In 1997, Scdoris competed her first dog sled race, and placed 4th in the Frog Lake Race, and later won several local short-distance races. In 2001, she competed in the 500 mile (805 km) International Pedigree Stage Stop Sled Dog Race, and became the first legally blind person and the youngest musher to complete an event of that distance. Rachael carried the Olympic Torch for the 2002 Winter Games.
In 2003, the Iditarod Trail Committee approved her request under the Americans with Disabilities Act of 1990 for special accommodations to compete in the much longer and more rigorous Iditarod. Scdoris completed the qualifying races in 2004, placing 11th in the 350-mile (563 km) Race to the Sky in Montana, and 6th in the 400-mile (644 km) John Beargrease Mid-Distance Marathon in Minnesota.
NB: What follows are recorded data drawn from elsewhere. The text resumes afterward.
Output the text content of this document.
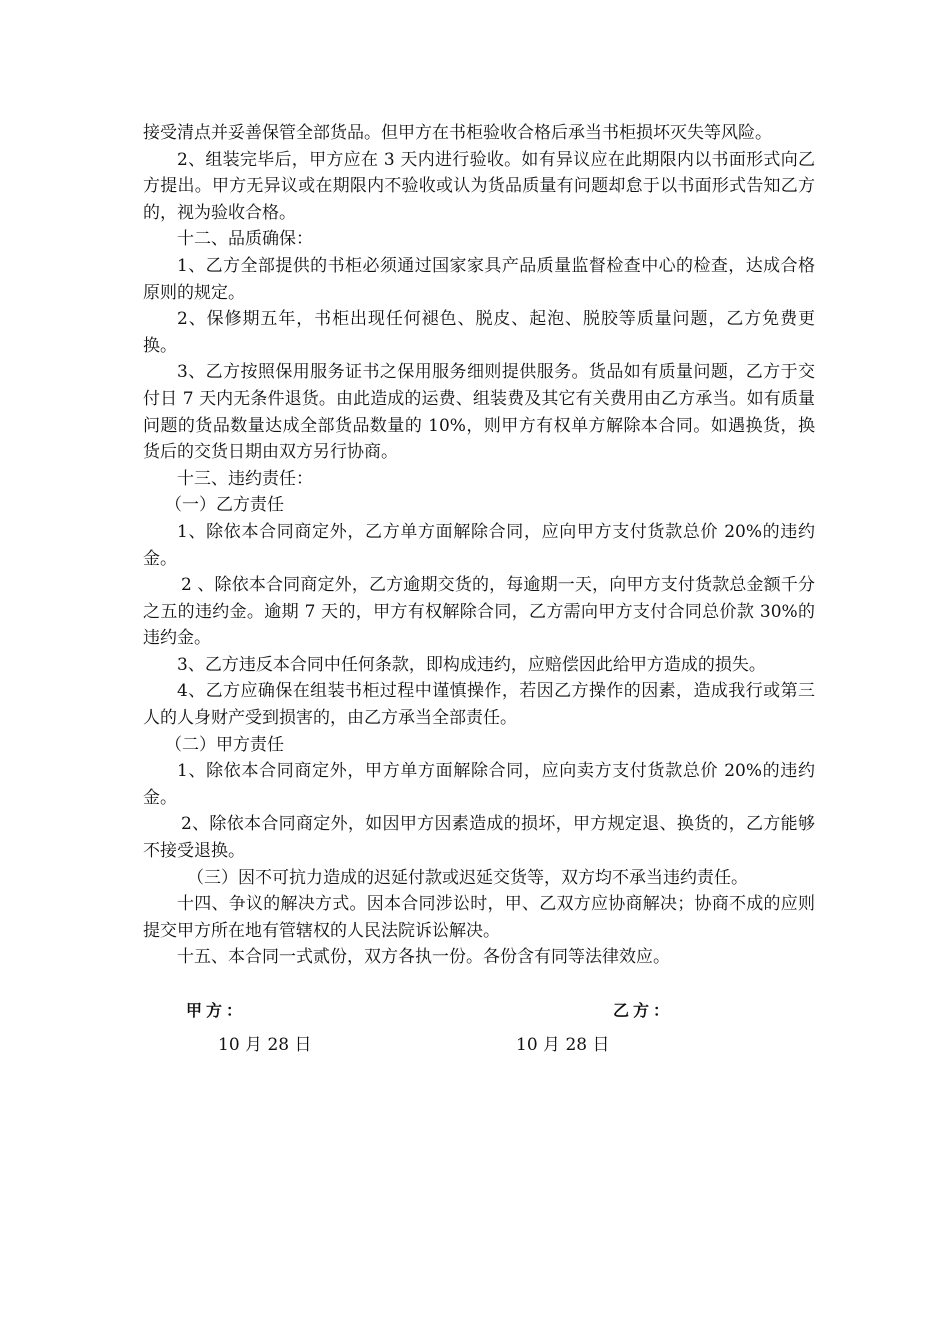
接受清点并妥善保管全部货品。但甲方在书柜验收合格后承当书柜损坏灭失等风险。

2、组装完毕后，甲方应在 3 天内进行验收。如有异议应在此期限内以书面形式向乙方提出。甲方无异议或在期限内不验收或认为货品质量有问题却怠于以书面形式告知乙方的，视为验收合格。

十二、品质确保：

1、乙方全部提供的书柜必须通过国家家具产品质量监督检查中心的检查，达成合格原则的规定。

2、保修期五年，书柜出现任何褪色、脱皮、起泡、脱胶等质量问题，乙方免费更换。

3、乙方按照保用服务证书之保用服务细则提供服务。货品如有质量问题，乙方于交付日 7 天内无条件退货。由此造成的运费、组装费及其它有关费用由乙方承当。如有质量问题的货品数量达成全部货品数量的 10%，则甲方有权单方解除本合同。如遇换货，换货后的交货日期由双方另行协商。

十三、违约责任：

（一）乙方责任

1、除依本合同商定外，乙方单方面解除合同，应向甲方支付货款总价 20%的违约金。

2 、除依本合同商定外，乙方逾期交货的，每逾期一天，向甲方支付货款总金额千分之五的违约金。逾期 7 天的，甲方有权解除合同，乙方需向甲方支付合同总价款 30%的违约金。

3、乙方违反本合同中任何条款，即构成违约，应赔偿因此给甲方造成的损失。

4、乙方应确保在组装书柜过程中谨慎操作，若因乙方操作的因素，造成我行或第三人的人身财产受到损害的，由乙方承当全部责任。

（二）甲方责任

1、除依本合同商定外，甲方单方面解除合同，应向卖方支付货款总价 20%的违约金。

2、除依本合同商定外，如因甲方因素造成的损坏，甲方规定退、换货的，乙方能够不接受退换。

（三）因不可抗力造成的迟延付款或迟延交货等，双方均不承当违约责任。

十四、争议的解决方式。因本合同涉讼时，甲、乙双方应协商解决；协商不成的应则提交甲方所在地有管辖权的人民法院诉讼解决。

十五、本合同一式贰份，双方各执一份。各份含有同等法律效应。

甲方：	乙方：
10 月 28 日	10 月 28 日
On March 5 she started the 2005 Iditarod in Anchorage, Alaska, with "visual interpreter" Paul Ellering, who warned her of trail conditions by radio or shouting. The two-way radios broke several times during the race during crashes, which are relatively common especially among rookies. "I had a nice little encounter with a tree... the tree won".[3] She eventually had to quit the race because her dogs showed signs of sickness.
In the 2006 Iditarod, Rachael Scdoris fell asleep while mushing and became separated from Tim Osmar, her visual guide. She awoke in a place that had no tracks from other dog teams, which meant that her dogs had no scent to follow. Scdoris guided her team over jumble ice and open leads into the Koyuk checkpoint:[4]
"Scdoris said she had fallen asleep on the sled, as many mushers do, and veered off the trail.
'It was so flat and so early in the morning, it was hard not to doze,' Scdoris said. 'I woke up in jumbled ice and no other dog tracks.'
As it turned out, Scdoris was close enough to Koyuk to make out the lights of the village and guide her dog team there."
- Jeannette J. Lee, Associated Press, March 19, 2006
Scdoris is descended from people named Sedoris, but somehow a typo crept into the official spelling of the name.[5]